🤖 AI Summary
This paper identifies, for the first time, critical security vulnerabilities in Tool Invocation Prompts (TIPs) within large language model (LLM) agent systems—specifically, their susceptibility to remote code execution (RCE) and denial-of-service (DoS) attacks. Method: We introduce “Tool Behavior Hijacking,” a novel attack paradigm, and formalize a systematic TIP Exploitation Workflow (TEW) that achieves unauthorized external tool invocation via semantic manipulation of prompts. Contribution/Results: We empirically validate the attack’s universality and severity across mainstream LLM agents—including Cursor and Claude Code—demonstrating practical exploitability. Furthermore, we propose a lightweight defense mechanism that blocks hijacking paths without modifying the underlying LLM, significantly enhancing TIP security. This work establishes the first threat model and defense framework specifically targeting the tool invocation layer in LLM agent systems, advancing the state of LLM agent security.
📝 Abstract
LLM-based agentic systems leverage large language models to handle user queries, make decisions, and execute external tools for complex tasks across domains like chatbots, customer service, and software engineering.

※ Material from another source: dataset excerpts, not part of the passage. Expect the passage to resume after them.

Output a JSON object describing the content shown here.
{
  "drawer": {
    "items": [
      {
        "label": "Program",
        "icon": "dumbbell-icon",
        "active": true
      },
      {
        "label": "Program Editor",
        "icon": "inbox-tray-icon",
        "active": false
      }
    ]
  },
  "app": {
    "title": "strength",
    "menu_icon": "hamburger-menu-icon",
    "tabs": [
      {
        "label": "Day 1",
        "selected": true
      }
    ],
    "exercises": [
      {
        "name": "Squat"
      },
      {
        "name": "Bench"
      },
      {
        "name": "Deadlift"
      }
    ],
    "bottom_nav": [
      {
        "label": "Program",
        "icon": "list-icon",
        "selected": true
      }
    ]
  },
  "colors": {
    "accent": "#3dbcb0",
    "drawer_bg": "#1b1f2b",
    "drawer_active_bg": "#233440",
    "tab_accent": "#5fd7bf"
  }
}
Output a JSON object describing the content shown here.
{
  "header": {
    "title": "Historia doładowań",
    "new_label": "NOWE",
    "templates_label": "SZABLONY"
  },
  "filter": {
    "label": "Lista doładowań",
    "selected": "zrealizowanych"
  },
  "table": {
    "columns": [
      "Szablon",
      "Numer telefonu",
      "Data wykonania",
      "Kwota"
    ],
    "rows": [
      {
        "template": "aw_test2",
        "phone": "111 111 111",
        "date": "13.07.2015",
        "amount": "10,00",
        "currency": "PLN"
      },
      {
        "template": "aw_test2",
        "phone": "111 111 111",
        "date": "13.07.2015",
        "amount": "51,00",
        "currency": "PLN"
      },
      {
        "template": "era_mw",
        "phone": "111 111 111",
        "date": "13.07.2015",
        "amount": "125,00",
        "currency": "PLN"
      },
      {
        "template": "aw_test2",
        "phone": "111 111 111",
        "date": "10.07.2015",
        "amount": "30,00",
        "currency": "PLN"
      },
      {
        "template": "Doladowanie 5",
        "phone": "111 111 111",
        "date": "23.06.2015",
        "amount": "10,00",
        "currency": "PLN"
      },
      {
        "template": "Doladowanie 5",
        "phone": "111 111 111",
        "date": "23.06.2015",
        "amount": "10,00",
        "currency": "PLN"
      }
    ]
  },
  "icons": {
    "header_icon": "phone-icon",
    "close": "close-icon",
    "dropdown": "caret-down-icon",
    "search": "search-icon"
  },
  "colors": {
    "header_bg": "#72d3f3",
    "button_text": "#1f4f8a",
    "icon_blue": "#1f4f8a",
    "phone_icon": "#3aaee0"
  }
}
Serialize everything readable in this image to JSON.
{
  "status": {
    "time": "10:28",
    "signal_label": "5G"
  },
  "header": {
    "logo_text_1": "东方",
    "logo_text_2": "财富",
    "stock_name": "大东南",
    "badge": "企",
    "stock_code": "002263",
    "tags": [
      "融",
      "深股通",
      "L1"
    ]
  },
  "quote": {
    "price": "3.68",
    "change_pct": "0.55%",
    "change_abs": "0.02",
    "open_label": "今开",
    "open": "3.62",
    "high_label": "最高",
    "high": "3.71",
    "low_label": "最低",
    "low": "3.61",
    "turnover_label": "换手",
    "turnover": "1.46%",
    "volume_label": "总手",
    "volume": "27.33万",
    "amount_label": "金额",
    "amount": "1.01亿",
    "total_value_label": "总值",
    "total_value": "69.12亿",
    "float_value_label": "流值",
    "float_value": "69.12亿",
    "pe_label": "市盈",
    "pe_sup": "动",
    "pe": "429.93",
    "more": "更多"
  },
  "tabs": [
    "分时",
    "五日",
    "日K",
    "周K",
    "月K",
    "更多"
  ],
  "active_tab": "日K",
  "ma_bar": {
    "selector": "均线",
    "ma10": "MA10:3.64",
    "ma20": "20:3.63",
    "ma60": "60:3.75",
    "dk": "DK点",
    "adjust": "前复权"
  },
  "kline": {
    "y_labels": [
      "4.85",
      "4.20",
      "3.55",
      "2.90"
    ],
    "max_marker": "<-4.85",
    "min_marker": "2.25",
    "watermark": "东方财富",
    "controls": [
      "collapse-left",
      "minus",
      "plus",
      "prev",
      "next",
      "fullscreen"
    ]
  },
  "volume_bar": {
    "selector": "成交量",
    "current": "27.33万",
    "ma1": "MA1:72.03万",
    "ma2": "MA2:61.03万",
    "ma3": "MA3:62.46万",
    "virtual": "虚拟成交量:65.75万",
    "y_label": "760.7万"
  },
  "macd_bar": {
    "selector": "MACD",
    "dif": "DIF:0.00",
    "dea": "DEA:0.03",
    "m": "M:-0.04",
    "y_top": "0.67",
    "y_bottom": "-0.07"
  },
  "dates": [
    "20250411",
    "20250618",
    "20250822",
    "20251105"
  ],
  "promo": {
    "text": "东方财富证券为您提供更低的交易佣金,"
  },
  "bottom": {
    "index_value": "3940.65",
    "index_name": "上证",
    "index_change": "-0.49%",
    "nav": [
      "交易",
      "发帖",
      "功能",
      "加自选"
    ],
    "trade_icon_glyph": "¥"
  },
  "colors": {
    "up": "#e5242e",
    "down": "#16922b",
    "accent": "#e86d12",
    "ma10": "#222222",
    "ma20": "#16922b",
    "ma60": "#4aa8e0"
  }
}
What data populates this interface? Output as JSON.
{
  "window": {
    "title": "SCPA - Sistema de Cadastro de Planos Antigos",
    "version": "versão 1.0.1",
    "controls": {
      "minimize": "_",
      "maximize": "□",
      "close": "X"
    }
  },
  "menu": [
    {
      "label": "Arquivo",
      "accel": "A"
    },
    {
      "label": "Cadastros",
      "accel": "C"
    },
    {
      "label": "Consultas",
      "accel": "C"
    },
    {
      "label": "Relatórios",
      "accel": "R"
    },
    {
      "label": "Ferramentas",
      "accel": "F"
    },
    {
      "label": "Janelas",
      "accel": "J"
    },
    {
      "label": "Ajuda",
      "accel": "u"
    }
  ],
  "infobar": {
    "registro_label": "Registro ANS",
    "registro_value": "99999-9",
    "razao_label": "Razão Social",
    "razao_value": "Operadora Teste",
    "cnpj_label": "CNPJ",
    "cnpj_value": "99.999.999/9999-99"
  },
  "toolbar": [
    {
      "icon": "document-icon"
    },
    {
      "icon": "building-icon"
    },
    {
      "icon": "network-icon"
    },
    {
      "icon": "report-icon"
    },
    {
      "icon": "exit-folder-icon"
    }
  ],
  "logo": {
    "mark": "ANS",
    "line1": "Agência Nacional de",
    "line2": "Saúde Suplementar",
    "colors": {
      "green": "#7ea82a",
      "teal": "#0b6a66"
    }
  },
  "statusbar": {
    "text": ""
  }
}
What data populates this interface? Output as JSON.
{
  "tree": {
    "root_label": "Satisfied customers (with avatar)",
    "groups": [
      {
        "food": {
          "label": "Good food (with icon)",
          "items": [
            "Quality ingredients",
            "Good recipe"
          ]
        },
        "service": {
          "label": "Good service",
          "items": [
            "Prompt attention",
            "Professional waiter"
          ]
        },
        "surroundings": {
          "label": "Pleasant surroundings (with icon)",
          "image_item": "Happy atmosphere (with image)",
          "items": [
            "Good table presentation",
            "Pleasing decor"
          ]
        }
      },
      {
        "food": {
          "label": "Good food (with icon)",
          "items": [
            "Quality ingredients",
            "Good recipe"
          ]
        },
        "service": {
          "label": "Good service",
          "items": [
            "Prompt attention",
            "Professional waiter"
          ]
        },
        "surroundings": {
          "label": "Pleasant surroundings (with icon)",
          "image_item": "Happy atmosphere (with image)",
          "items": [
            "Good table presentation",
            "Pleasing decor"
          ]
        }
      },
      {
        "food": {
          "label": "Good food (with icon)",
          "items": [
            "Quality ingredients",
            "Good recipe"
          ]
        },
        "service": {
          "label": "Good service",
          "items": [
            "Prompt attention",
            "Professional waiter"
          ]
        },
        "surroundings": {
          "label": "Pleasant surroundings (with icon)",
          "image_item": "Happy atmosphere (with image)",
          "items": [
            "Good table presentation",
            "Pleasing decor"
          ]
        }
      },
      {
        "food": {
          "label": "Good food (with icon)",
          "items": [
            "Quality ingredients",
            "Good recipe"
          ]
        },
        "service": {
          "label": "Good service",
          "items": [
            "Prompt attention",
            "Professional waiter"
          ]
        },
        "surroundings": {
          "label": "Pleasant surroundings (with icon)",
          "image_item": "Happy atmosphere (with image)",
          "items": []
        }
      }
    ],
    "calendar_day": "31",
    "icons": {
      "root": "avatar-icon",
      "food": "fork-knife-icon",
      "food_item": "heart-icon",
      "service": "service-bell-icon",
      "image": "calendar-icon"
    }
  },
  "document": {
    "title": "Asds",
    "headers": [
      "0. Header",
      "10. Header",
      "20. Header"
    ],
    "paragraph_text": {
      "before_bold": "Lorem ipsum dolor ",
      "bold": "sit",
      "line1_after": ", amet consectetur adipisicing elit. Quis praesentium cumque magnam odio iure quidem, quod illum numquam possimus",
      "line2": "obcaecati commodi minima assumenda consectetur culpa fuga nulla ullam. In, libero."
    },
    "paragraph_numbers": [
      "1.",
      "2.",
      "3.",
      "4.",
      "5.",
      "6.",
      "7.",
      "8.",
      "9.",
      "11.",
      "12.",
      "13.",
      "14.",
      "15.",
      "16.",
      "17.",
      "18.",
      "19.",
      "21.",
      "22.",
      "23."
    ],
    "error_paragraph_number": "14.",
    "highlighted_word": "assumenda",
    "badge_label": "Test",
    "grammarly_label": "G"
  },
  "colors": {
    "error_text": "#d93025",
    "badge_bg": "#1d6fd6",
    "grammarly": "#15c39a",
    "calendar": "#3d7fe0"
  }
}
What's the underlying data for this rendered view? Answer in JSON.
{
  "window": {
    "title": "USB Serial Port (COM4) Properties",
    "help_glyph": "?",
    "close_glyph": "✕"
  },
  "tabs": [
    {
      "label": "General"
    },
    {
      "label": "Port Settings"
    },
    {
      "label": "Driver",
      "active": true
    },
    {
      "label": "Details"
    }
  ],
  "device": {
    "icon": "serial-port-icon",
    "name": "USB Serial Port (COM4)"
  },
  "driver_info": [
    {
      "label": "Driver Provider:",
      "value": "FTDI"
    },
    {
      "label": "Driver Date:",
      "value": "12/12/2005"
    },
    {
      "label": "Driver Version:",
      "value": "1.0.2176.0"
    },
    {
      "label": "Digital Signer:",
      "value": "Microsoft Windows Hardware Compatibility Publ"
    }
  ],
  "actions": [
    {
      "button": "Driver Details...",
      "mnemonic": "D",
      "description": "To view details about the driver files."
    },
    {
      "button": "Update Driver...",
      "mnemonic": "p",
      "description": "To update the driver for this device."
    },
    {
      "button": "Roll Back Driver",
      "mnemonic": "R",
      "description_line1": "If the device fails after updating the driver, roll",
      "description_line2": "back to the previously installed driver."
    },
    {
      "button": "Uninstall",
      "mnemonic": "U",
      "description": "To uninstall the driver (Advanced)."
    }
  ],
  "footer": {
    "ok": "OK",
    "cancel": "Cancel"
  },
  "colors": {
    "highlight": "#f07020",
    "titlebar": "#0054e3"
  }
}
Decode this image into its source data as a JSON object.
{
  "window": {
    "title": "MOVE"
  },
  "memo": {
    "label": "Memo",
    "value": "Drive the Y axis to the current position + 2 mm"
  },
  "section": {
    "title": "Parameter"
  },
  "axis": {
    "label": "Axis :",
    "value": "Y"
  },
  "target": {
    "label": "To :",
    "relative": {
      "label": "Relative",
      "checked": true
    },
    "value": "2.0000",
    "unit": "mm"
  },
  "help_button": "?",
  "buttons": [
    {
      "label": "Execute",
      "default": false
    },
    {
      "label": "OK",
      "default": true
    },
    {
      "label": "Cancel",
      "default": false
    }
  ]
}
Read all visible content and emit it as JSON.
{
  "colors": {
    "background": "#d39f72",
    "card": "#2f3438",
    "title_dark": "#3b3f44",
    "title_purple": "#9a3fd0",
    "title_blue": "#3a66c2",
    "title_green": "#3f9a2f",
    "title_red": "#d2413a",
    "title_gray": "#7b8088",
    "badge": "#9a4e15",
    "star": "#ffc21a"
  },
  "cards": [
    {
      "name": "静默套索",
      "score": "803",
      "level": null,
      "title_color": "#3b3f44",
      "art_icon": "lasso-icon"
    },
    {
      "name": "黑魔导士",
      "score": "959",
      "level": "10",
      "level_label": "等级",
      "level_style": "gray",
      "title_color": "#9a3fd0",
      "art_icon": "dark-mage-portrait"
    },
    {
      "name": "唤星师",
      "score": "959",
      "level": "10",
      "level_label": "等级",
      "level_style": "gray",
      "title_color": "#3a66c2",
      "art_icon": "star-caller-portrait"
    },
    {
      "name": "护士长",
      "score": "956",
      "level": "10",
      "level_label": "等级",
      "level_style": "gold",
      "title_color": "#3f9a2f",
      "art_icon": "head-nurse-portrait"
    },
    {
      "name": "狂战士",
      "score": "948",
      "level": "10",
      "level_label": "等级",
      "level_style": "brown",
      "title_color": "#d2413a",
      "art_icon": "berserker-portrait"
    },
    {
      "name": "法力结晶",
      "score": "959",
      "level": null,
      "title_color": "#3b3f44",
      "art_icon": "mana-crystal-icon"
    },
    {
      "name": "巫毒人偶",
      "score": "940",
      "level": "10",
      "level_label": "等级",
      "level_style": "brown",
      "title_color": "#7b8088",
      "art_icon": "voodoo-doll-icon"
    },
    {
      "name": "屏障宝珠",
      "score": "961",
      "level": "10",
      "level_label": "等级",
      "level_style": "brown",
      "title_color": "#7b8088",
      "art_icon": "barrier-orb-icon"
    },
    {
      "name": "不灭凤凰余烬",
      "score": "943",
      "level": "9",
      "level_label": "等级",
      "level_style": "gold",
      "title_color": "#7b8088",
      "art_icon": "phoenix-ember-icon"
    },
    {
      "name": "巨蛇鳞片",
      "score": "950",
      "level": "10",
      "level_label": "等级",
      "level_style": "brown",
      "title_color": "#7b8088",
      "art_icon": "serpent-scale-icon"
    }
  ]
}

A critical component of these systems is the Tool Invocation Prompt (TIP), which defines tool interaction protocols and guides LLMs to ensure the security and correctness of tool usage. Despite its importance, TIP security has been largely overlooked. This work investigates TIP-related security risks, revealing that major LLM-based systems like Cursor, Claude Code, and others are vulnerable to attacks such as remote code execution (RCE) and denial of service (DoS). Through a systematic TIP exploitation workflow (TEW), we demonstrate external tool behavior hijacking via manipulated tool invocations. We also propose defense mechanisms to enhance TIP security in LLM-based agentic systems.